Some progressive groups and campaigners also called for the impeachment of the six right-wing justices.
"The Supreme Court is a corrupt institution that's more concerned with advancing their ideological agenda than upholding the Constitution," Sunrise Movement said on social media. "Congress must move forward with impeachment."
Erica Payne, founder and director of Patriotic Millionaires, said in a statement that "the Supreme Court's decision effectively legalizes the use of political violence by a president so long as it is an 'official act.'"
"This relieves the presidency—and the sitting president—from the most basic level of accountability while putting our entire constitutional republic in mortal danger," she continued. "Donald Trump incited an insurrection and encouraged his thugs to storm the Capitol.
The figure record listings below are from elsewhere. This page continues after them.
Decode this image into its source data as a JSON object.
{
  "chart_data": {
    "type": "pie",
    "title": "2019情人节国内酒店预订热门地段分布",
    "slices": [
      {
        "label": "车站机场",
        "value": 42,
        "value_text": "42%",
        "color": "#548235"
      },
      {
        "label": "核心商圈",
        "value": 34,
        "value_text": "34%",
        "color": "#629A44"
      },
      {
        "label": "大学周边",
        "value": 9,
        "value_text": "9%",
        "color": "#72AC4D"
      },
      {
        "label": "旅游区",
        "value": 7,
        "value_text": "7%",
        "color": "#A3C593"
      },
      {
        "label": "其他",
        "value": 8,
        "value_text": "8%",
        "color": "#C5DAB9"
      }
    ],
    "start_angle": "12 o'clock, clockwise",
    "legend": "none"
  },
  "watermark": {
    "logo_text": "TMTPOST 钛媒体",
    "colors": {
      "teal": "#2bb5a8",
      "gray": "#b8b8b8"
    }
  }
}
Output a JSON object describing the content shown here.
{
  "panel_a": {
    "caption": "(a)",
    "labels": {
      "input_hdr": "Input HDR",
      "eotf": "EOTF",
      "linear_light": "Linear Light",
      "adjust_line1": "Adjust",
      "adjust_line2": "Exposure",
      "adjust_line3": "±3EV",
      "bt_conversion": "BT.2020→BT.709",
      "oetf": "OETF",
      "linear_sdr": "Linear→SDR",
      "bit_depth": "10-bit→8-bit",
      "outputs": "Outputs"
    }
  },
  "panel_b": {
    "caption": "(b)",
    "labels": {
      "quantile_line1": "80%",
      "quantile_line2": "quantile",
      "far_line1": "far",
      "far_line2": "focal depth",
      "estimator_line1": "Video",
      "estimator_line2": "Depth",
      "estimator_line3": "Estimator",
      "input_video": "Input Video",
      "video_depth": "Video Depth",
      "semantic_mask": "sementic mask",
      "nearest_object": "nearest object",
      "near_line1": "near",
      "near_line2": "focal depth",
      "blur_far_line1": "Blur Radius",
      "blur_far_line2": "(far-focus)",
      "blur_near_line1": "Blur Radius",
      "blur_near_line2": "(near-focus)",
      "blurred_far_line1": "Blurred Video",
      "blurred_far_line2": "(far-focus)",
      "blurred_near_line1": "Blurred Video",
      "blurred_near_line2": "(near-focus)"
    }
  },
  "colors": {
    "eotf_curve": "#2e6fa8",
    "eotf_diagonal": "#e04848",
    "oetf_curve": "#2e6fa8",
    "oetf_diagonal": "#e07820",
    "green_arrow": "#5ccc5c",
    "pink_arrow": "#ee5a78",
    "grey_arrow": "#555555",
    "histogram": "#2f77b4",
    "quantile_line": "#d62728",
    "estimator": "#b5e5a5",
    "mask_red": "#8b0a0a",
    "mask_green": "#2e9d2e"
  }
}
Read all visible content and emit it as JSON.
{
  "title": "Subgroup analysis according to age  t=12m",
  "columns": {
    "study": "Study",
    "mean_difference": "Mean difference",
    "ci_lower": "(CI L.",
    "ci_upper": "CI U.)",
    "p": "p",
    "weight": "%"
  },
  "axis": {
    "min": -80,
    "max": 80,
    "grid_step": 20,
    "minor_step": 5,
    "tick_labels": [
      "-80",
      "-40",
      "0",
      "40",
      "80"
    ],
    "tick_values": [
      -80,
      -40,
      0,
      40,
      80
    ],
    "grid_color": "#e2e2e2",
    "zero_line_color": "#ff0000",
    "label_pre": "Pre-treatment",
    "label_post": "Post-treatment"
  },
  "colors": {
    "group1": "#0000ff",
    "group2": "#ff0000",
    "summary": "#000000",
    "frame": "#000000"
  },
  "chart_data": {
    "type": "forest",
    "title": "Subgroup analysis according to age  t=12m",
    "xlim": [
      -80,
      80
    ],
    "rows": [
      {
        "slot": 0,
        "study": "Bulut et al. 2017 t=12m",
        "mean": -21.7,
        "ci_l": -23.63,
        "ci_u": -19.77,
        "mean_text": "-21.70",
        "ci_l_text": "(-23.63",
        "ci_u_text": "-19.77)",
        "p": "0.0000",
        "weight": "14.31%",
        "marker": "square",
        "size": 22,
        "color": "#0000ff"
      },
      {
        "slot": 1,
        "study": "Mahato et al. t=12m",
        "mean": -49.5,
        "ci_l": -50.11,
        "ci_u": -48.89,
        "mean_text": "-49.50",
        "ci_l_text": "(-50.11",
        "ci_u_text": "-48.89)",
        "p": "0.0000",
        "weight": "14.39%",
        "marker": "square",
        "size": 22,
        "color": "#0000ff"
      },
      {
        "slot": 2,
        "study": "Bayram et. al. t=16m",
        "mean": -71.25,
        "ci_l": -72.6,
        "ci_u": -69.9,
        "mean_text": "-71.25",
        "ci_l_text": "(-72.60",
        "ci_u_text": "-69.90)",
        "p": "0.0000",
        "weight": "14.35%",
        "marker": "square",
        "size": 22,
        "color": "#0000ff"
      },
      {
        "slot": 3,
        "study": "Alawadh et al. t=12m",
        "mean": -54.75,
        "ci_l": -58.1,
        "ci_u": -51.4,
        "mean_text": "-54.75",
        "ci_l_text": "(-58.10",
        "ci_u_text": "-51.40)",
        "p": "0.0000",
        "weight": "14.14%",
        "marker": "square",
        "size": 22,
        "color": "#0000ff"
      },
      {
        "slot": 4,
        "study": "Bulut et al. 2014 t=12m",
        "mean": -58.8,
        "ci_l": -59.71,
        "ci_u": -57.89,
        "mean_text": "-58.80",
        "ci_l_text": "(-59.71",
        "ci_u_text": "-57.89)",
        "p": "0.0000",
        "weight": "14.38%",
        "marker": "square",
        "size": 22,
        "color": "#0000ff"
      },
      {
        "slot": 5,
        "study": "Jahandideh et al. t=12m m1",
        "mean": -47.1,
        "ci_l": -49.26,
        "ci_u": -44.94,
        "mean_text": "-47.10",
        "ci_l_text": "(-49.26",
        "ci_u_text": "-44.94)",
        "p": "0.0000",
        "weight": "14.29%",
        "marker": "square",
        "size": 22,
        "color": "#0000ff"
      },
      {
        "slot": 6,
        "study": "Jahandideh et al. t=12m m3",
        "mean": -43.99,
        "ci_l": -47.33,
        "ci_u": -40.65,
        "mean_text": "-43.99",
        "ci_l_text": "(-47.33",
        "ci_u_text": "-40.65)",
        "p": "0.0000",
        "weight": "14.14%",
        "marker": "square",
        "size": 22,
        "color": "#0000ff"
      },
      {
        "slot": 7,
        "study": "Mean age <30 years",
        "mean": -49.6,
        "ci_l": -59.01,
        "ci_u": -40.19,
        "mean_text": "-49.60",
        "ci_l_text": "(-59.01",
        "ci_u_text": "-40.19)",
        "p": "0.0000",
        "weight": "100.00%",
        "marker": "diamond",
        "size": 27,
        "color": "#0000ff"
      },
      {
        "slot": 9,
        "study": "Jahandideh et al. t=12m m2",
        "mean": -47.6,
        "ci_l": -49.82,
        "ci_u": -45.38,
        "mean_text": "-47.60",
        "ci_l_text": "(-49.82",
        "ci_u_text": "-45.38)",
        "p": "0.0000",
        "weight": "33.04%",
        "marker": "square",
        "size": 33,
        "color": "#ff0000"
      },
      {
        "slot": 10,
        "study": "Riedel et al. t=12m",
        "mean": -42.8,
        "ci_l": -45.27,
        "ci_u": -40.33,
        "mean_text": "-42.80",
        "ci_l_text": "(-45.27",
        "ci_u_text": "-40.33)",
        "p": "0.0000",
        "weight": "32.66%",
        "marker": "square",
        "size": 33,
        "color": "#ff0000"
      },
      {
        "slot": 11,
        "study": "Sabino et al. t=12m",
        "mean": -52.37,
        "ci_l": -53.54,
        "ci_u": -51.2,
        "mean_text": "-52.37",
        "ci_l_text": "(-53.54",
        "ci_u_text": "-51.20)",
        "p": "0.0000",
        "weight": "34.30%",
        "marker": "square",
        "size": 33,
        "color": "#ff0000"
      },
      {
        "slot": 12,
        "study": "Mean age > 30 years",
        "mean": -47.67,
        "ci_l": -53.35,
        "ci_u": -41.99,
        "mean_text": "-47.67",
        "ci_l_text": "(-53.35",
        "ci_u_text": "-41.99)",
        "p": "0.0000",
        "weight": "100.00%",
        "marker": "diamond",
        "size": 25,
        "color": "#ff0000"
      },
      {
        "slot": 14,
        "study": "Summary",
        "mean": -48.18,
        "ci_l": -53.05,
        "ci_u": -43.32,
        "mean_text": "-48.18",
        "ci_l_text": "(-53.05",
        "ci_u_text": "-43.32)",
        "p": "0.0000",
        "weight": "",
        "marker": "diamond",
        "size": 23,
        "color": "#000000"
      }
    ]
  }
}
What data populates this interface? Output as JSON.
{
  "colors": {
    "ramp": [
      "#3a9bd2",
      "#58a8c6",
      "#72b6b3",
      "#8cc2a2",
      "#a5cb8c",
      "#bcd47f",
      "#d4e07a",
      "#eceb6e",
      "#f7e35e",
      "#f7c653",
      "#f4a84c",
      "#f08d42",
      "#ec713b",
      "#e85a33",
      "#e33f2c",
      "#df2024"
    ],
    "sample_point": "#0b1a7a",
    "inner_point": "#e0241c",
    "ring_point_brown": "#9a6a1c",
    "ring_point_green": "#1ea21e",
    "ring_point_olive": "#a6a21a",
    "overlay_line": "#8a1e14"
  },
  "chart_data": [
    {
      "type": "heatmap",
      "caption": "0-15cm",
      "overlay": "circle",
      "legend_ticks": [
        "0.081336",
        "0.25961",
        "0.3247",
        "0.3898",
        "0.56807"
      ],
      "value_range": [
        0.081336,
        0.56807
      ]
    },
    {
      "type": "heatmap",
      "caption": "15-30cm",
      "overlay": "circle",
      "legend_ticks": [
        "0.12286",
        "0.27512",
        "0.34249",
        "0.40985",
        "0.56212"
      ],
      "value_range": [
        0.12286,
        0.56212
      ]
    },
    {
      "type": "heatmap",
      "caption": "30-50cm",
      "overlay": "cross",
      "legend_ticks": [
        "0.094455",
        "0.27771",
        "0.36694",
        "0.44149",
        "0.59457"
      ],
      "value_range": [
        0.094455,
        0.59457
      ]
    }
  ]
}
The idea that he should not be held accountable if these actions were 'official' is an egregiously partisan attempt to deny reality."
"This decision is the culmination of a relentlessly executed, multidecade plan to destroy American democracy," Payne contended. "It is the inevitable outcome of rank corruption facilitated by a malignant class of American oligarchs who, over decades, bought and paid for a complicit Supreme Court."
"The frog in the pot is now at a rolling boil," she added. "The president can encourage his thugs to murder members of Congress without fear of legal repercussions. If Democrats do not immediately take bold action, historians will mark today as the moment illiberal authoritarians cemented their rule over the United States of America."